I love working in healthcare and I’ve spent most of my career in and around HR focusing on selection, engagement and retention. Often, I am asked about the biggest challenges facing people leaders in our industry. In conjunction with an upcoming event for CHROs that we are sponsoring, we are furthering our research on this very topic.  


One of my first visits regarding the subject recently was with one of my favorite leaders in healthcare, the Chief People Officer for a health system in California. When I asked her about the greatest opportunity we have in healthcare she shared that defining the workforce of the future in tandem with the workplace of the future were paramount. How do we keep nurses (as an example – it applies to other key groups as well) engaged? How do we identify the array of needs of our populations? Engagement may look different for a 25-year-old nurse than it does for a 55-year-old nurse who are at very different places in their respective careers. 
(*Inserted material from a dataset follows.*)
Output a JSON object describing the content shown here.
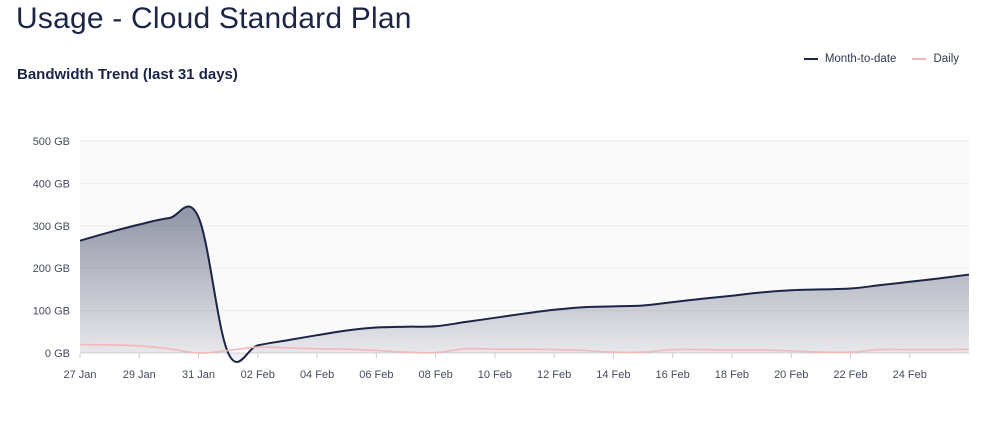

Our role as leaders is to create and maintain an environment wherein we consider the needs of the individual(s). In a system with thousands of employees, discovering what matters most to each person may seem daunting. However, as human resources executives a key function is to take care of the organizations’ most precious asset, its people. Sure, leaders and especially front-line leaders have a profound influence on this and should be trained appropriately. HR is crucial in all aspects, from talent acquisition and management, leadership development, succession planning and the day-to-day advising and supporting of the organization. Culture is key and it’s about way more than just moving the needle slightly on an annual survey. Daily we should be monitoring the pulse of the organization in as many ways as possible.


People in all industries, most especially in healthcare, need to feel that their organization cares for them as individuals. When I reference “people” I mean ALL people: physicians, nurses, leaders, front line staff, valets, finance clerks, etc. The American Nurses Association and the American Medical Association have both raised alarms regarding staggering burnout rates, this too should be top of mind for CHROs. One size fits all does not work, we need to be thoughtful and inclusive of the unique needs of people in different roles, various genders, backgrounds, ethnicities, ages and more. The more we can link the individuals purpose to the organizations mission, the more connected folks will be. That’s where we win.